Die kurze Antwort lautet: Öffentlich belegbar ist bislang nur ein Richtungswechsel, kein detaillierter Maßnahmenkatalog. Google hat nach Reuters-Angaben angeboten, die Anwendung seiner von Verlagen kritisierten Spam-Politik zu ändern, um EU-Bedenken zu entschärfen und eine mögliche Strafe im Rahmen des Digital Markets Act (DMA) abzuwenden.[8]

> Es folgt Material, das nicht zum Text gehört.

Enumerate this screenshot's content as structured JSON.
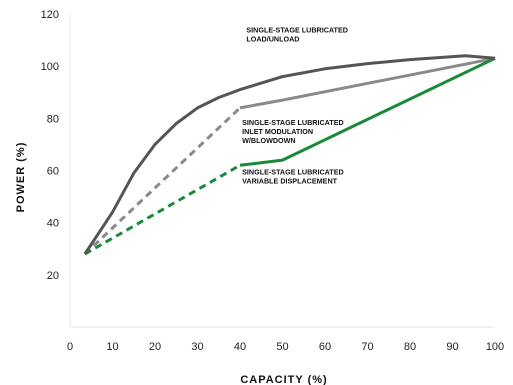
{
  "chart_data": {
    "type": "line",
    "title": "",
    "xlabel": "CAPACITY (%)",
    "ylabel": "POWER (%)",
    "xlim": [
      0,
      100
    ],
    "ylim": [
      0,
      120
    ],
    "x_ticks": [
      "0",
      "10",
      "20",
      "30",
      "40",
      "50",
      "60",
      "70",
      "80",
      "90",
      "100"
    ],
    "y_ticks": [
      "20",
      "40",
      "60",
      "80",
      "100",
      "120"
    ],
    "grid": false,
    "series": [
      {
        "name": "SINGLE-STAGE LUBRICATED LOAD/UNLOAD",
        "color": "#555555",
        "style": "solid",
        "x": [
          3.5,
          10,
          15,
          20,
          25,
          30,
          35,
          40,
          50,
          60,
          70,
          80,
          93,
          100
        ],
        "y": [
          28,
          44,
          59,
          70,
          78,
          84,
          88,
          91,
          96,
          99,
          101,
          102.5,
          104,
          103
        ]
      },
      {
        "name": "SINGLE-STAGE LUBRICATED INLET MODULATION W/BLOWDOWN",
        "color": "#8a8a8a",
        "segments": [
          {
            "style": "dashed",
            "x": [
              3.5,
              40
            ],
            "y": [
              28,
              84
            ]
          },
          {
            "style": "solid",
            "x": [
              40,
              50,
              100
            ],
            "y": [
              84,
              87,
              103
            ]
          }
        ]
      },
      {
        "name": "SINGLE-STAGE LUBRICATED VARIABLE DISPLACEMENT",
        "color": "#1a8a3a",
        "segments": [
          {
            "style": "dashed",
            "x": [
              3.5,
              40
            ],
            "y": [
              28,
              62
            ]
          },
          {
            "style": "solid",
            "x": [
              40,
              50,
              100
            ],
            "y": [
              62,
              64,
              103
            ]
          }
        ]
      }
    ],
    "annotations": [
      {
        "lines": [
          "SINGLE-STAGE LUBRICATED",
          "LOAD/UNLOAD"
        ],
        "x": 41.5,
        "y": 113
      },
      {
        "lines": [
          "SINGLE-STAGE LUBRICATED",
          "INLET MODULATION",
          "W/BLOWDOWN"
        ],
        "x": 40.5,
        "y": 77.5
      },
      {
        "lines": [
          "SINGLE-STAGE LUBRICATED",
          "VARIABLE DISPLACEMENT"
        ],
        "x": 40.5,
        "y": 58.5
      }
    ]
  }
}
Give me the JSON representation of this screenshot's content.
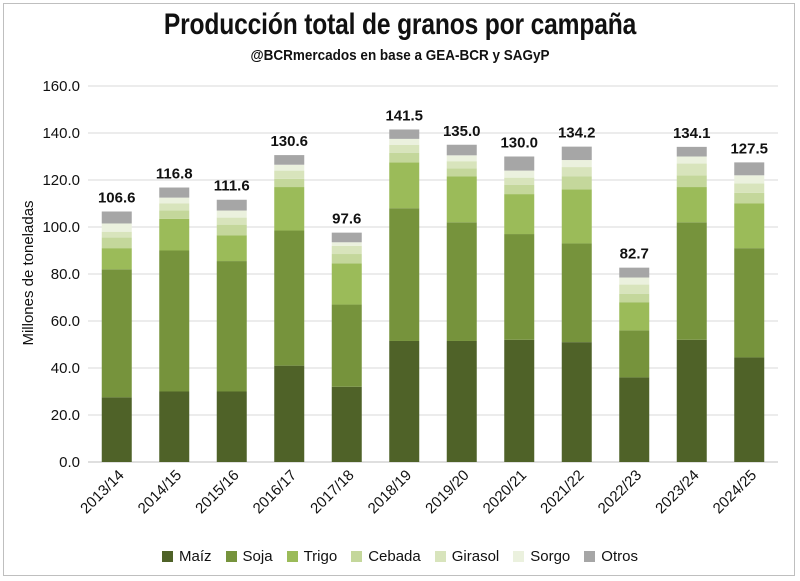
{
  "header": {
    "title": "Producción total de granos por campaña",
    "subtitle": "@BCRmercados en base a GEA-BCR y SAGyP"
  },
  "chart_data": {
    "type": "bar",
    "stacked": true,
    "title": "Producción total de granos por campaña",
    "subtitle": "@BCRmercados en base a GEA-BCR y SAGyP",
    "ylabel": "Millones de toneladas",
    "xlabel": "",
    "ylim": [
      0,
      160
    ],
    "yticks": [
      "0.0",
      "20.0",
      "40.0",
      "60.0",
      "80.0",
      "100.0",
      "120.0",
      "140.0",
      "160.0"
    ],
    "grid": true,
    "legend_position": "bottom",
    "categories": [
      "2013/14",
      "2014/15",
      "2015/16",
      "2016/17",
      "2017/18",
      "2018/19",
      "2019/20",
      "2020/21",
      "2021/22",
      "2022/23",
      "2023/24",
      "2024/25"
    ],
    "totals": [
      "106.6",
      "116.8",
      "111.6",
      "130.6",
      "97.6",
      "141.5",
      "135.0",
      "130.0",
      "134.2",
      "82.7",
      "134.1",
      "127.5"
    ],
    "series": [
      {
        "name": "Maíz",
        "color": "#4f6228",
        "values": [
          27.5,
          30.0,
          30.0,
          41.0,
          32.0,
          51.5,
          51.5,
          52.0,
          51.0,
          36.0,
          52.0,
          44.5
        ]
      },
      {
        "name": "Soja",
        "color": "#76933c",
        "values": [
          54.5,
          60.0,
          55.5,
          57.5,
          35.0,
          56.5,
          50.5,
          45.0,
          42.0,
          20.0,
          50.0,
          46.5
        ]
      },
      {
        "name": "Trigo",
        "color": "#9bbb59",
        "values": [
          9.0,
          13.5,
          11.0,
          18.5,
          17.5,
          19.5,
          19.5,
          17.0,
          23.0,
          12.0,
          15.0,
          19.0
        ]
      },
      {
        "name": "Cebada",
        "color": "#c4d79b",
        "values": [
          4.5,
          3.5,
          4.5,
          3.5,
          4.0,
          4.0,
          3.5,
          4.0,
          5.5,
          3.5,
          5.0,
          4.5
        ]
      },
      {
        "name": "Girasol",
        "color": "#d8e4bc",
        "values": [
          2.5,
          3.0,
          3.0,
          3.5,
          3.5,
          3.5,
          3.0,
          3.0,
          4.0,
          4.0,
          5.0,
          4.0
        ]
      },
      {
        "name": "Sorgo",
        "color": "#ebf1de",
        "values": [
          3.5,
          2.5,
          3.0,
          2.5,
          1.5,
          2.5,
          2.5,
          3.0,
          3.0,
          3.0,
          3.0,
          3.5
        ]
      },
      {
        "name": "Otros",
        "color": "#a6a6a6",
        "values": [
          5.1,
          4.3,
          4.6,
          4.1,
          4.1,
          4.0,
          4.5,
          6.0,
          5.7,
          4.2,
          4.1,
          5.5
        ]
      }
    ]
  }
}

Was Google angeboten haben soll

Bekannt ist bisher: Google will seine Spam-Politik ändern beziehungsweise anders anwenden, nachdem Verlage die Regel kritisiert hatten.[8] Der Reuters-Bericht stützt sich auf ein Dokument der Europäischen Kommission, das Reuters eingesehen hat; ein öffentliches Kommissionsdokument oder eine offizielle Google-Einreichung mit den Details des Angebots liegt in den verfügbaren Quellen nicht vor.[8]

Damit ist nicht belastbar nachweisbar, ob Google etwa Ranking-Regeln ändern, Schwellen für Herabstufungen anpassen, manuelle Prüfungen ausbauen, Einspruchswege verbessern oder Verlage künftig anders behandeln will.[8]

Worum es in dem Streit geht

Im Kern prüft die Europäische Kommission, ob Google Verlagen auf Google Search faire, angemessene und nichtdiskriminierende Zugangsbedingungen bietet – eine Pflicht im Rahmen des DMA, des EU-Gesetzes über digitale Märkte.[4]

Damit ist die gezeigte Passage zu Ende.